Sibyl Ruth, former University of Cambridge student
An article on Angela Carter in The Nation reminds us of her description of Wuthering Heights.
Carter once called Wuthering Heights “one of the greatest, if not the greatest, love stories ever written,” and in her fiction the male romantic leads tend to be feral, violent, and encrusted with dirt. (Namara Smith)
Buffalo News reviews the book Manhattan Beach by Jennifer Egan. Beware of spoilers, though!
Plucky Anna gets hired at the Naval Yard, measuring microscopic navigational components to support her mother and disabled sister after her father disappears, conveniently leaving a bankbook and some cash on the dresser. She encounters a Heathcliff/Mr. Rochester-style, dark-haired gangster lover, first as a child visiting him with her father, years later under unsavory circumstances. Fear not, he has a heart of gold, as far as Anna is concerned. (Stephanie Shapiro)
The Globe and Mail features the film Edgar Allan Poe: Buried Alive, to be broadcast on PBS on Monday.

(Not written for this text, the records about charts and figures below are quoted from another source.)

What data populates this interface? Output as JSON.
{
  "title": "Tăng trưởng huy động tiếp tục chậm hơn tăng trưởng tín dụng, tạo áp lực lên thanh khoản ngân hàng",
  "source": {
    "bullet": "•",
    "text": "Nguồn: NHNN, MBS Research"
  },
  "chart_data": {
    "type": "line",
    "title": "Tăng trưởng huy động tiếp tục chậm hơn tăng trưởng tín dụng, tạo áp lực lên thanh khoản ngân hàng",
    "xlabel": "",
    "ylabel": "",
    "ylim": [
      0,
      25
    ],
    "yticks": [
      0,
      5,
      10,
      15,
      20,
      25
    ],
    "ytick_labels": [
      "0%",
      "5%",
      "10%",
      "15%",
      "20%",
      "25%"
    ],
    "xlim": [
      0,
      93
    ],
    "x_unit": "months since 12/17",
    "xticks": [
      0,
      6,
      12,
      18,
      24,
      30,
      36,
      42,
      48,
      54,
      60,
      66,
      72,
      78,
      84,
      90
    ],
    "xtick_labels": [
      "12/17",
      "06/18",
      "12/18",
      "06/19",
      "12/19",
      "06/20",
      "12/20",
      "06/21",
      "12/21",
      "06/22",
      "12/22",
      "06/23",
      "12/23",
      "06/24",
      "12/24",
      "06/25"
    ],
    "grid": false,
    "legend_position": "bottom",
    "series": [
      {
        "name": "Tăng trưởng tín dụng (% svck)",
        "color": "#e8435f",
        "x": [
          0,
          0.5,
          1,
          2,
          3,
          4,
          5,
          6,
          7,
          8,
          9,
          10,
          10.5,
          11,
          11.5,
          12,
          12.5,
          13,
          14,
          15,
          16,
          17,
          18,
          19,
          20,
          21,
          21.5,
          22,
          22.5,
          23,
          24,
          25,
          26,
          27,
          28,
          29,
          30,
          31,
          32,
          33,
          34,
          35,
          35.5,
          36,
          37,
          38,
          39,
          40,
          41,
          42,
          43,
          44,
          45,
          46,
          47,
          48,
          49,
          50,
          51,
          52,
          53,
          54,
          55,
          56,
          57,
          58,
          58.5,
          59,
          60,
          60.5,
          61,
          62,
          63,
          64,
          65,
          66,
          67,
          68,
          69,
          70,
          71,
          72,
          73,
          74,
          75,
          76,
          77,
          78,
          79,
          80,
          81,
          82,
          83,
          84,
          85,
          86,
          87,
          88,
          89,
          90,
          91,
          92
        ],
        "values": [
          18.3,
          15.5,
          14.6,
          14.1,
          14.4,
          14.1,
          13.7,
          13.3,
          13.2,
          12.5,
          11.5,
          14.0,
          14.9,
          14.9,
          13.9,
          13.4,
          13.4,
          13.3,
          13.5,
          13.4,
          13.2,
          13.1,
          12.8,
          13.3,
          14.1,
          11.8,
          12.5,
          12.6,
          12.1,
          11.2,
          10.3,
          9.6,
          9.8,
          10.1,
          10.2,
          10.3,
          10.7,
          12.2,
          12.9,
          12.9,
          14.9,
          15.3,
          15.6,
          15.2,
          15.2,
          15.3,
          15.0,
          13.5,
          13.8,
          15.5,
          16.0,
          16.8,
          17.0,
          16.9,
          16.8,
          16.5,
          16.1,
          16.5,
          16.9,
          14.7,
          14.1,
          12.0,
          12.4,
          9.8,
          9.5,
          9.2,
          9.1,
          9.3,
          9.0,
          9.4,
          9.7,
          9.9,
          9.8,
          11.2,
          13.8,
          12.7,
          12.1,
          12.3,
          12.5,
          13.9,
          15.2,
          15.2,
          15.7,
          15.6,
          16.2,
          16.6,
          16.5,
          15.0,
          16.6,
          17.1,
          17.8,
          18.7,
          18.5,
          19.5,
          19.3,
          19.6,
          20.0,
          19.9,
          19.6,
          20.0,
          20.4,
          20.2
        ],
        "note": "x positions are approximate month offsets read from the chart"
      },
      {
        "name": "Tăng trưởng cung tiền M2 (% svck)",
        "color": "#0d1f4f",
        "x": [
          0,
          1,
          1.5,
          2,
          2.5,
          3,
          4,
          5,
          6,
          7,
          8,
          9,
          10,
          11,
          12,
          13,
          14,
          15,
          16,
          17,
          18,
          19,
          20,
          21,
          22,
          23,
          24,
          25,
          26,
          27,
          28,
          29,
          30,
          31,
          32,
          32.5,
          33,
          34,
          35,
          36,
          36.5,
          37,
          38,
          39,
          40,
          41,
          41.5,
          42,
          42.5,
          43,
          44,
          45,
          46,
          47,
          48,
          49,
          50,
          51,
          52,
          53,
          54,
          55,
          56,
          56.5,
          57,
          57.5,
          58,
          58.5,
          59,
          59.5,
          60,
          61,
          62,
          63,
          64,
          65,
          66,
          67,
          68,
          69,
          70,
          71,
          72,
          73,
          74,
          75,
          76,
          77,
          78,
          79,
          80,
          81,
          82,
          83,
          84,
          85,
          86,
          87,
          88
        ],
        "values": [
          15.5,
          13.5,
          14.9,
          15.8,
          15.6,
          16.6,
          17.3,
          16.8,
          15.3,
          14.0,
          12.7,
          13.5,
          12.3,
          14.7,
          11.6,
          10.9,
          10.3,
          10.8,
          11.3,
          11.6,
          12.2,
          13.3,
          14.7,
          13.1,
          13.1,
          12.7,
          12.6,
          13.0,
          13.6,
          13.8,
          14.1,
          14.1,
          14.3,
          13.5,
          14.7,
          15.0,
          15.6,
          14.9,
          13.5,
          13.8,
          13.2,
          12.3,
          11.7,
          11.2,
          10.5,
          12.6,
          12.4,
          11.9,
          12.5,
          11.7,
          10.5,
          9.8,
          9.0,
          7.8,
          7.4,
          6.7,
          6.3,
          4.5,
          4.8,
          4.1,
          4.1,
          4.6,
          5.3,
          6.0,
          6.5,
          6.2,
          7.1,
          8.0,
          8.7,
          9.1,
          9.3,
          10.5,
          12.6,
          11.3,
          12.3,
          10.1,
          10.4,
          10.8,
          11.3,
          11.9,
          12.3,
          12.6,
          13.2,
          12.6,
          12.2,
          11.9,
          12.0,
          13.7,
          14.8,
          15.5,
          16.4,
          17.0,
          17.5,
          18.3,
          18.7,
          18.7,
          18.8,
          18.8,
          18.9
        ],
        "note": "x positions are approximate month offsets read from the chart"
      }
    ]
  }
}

His mother, Eliza Poe, was a star of musical comedy when she died of tuberculosis at the age of 24. She had three children and had just been abandoned by a feckless husband. Knowing she was dying, Eliza appealed to her friends and fans to help her kids, and Edgar was taken in by the Allan family. His stepmother adored him and his stepfather, a successful businessman, scorned the boy. What we get is a picture of Poe as a Victorian orphan – such as those in Brontë novels – who is forever traumatized by the need to find a home and hearth where they are welcome and comfortable. (John Doyle)
WPSU reviews the film God's Own Country.
Gheorghe (Alec Secareanu) is strong, Heathcliff-handsome (if anything, the setting and the pent-up passions in God's Own Country owe more to Wuthering Heights than to Brokeback Mountain), and fiercely ready to set boundaries when Johnny dismisses him as a gypsy. (Ella Taylor)
Vox has an article on Lord Byron inspired by the Harvey Weinstein scandal.
Jacques Barzun, writing in the Atlantic in the 1950s of Byron’s influence, gives a (truncated) rundown of the great writers influenced by that trope: “From Goethe, Pushkin, Stendhal, Heine, Balzac, Scott, Carlyle, Mazzini, Leopardi, Berlioz, George Sand, and Delacroix down to Flaubert, Tennyson, Ruskin, the Brontës, Baudelaire, Becque, Nietzsche, Wilde, and Strindberg, one can scarcely name a writer who did not come under the spell of Byronism and turn it to some use in his own life or work.” (Tara Isabella Burton)
Many Gendered Mothers discusses 'Charlotte Brontë’s Jane and Emily Brontë’s Catherine'.